Analysing COVID-19 outbreak
The strange thing with infectious diseases is that, from first principles, they are the most curable of all diseases. Despite their huge potential to infect large parts of the population in a short time, they are in principle so easy to control. The current ‘corona crisis’ has once again shown us all the enormous impact of an infectious disease that is spreading uncontrollably. This is bad and, in the case of COVID-19, can lead to millions of deaths. However, this does not change a simple medical fact: of all known diseases, infectious diseases are in principle the most controllable. In order to stop the further spread of the disease, a very simple measure is sufficient in principle: you just have to make sure that sick and healthy people do not come into contact - that's all. No vaccination, treatment or medication is necessary (of course, we are here not speaking about the illness of a certain person, but the prevention of further spread to other people). In contrast, there are no known methods to prevent the spread of cancer, cardiovascular diseases or other illnesses in society.

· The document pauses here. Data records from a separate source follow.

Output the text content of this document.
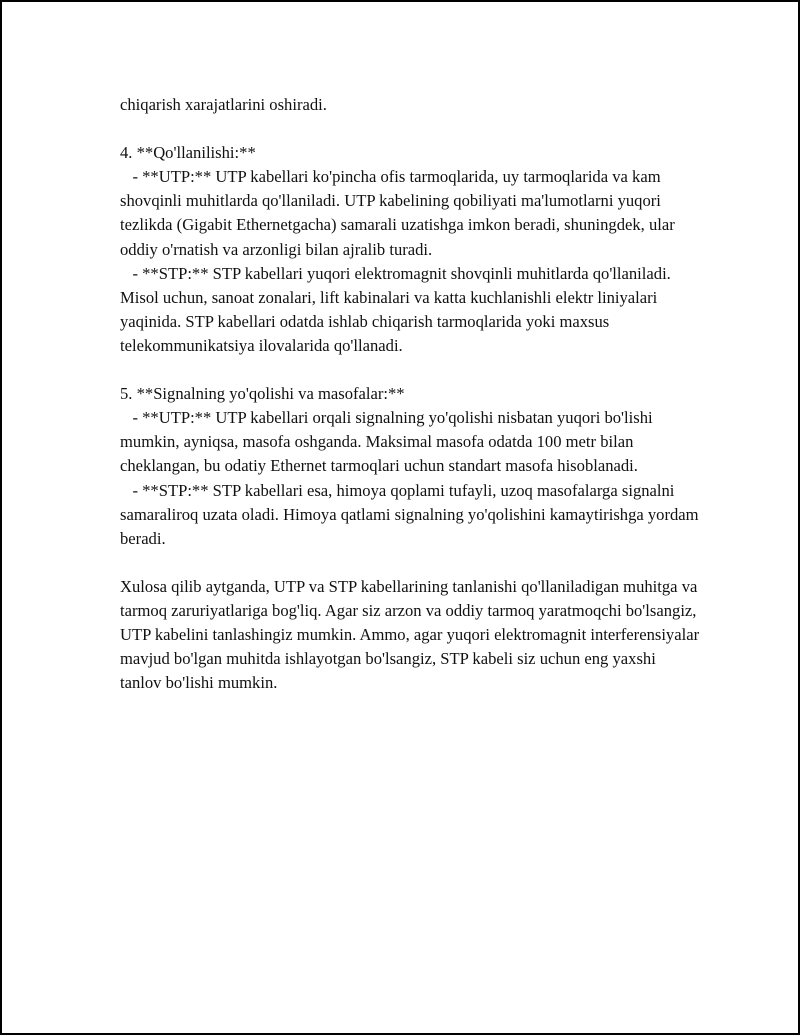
chiqarish xarajatlarini oshiradi.

4. **Qo'llanilishi:**

- **UTP:** UTP kabellari ko'pincha ofis tarmoqlarida, uy tarmoqlarida va kam shovqinli muhitlarda qo'llaniladi. UTP kabelining qobiliyati ma'lumotlarni yuqori tezlikda (Gigabit Ethernetgacha) samarali uzatishga imkon beradi, shuningdek, ular oddiy o'rnatish va arzonligi bilan ajralib turadi.

- **STP:** STP kabellari yuqori elektromagnit shovqinli muhitlarda qo'llaniladi. Misol uchun, sanoat zonalari, lift kabinalari va katta kuchlanishli elektr liniyalari yaqinida. STP kabellari odatda ishlab chiqarish tarmoqlarida yoki maxsus telekommunikatsiya ilovalarida qo'llanadi.

5. **Signalning yo'qolishi va masofalar:**

- **UTP:** UTP kabellari orqali signalning yo'qolishi nisbatan yuqori bo'lishi mumkin, ayniqsa, masofa oshganda. Maksimal masofa odatda 100 metr bilan cheklangan, bu odatiy Ethernet tarmoqlari uchun standart masofa hisoblanadi.

- **STP:** STP kabellari esa, himoya qoplami tufayli, uzoq masofalarga signalni samaraliroq uzata oladi. Himoya qatlami signalning yo'qolishini kamaytirishga yordam beradi.

Xulosa qilib aytganda, UTP va STP kabellarining tanlanishi qo'llaniladigan muhitga va tarmoq zaruriyatlariga bog'liq. Agar siz arzon va oddiy tarmoq yaratmoqchi bo'lsangiz, UTP kabelini tanlashingiz mumkin. Ammo, agar yuqori elektromagnit interferensiyalar mavjud bo'lgan muhitda ishlayotgan bo'lsangiz, STP kabeli siz uchun eng yaxshi tanlov bo'lishi mumkin.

However, the current situation makes us realize how difficult it is to
realize this simple rule in today's networked world.
On Feb 27 I wrote in one Twitter:
Let's do the following thought experiment: imagine a joint effort of all people on this planet going together into quarantine for a limited time. Sounds like a big effort, but after a couple of weeks wouldn't we be rid of Corona and many other diseases? At this time my statement was seen with a great deal of bewilderment by my friends. Today on March 18, just 4 weeks after this tweed, a total lock-down has suddenly become reality all over Europe.
Be it as it may, in the last weeks I have started some investigations (time series analysis and modelling) on COVID-19 dynamics. I have opened a new section coronavirus in this blog, where I will post my results. All numerical code and the developed algorithm will be publicly available on my github repository.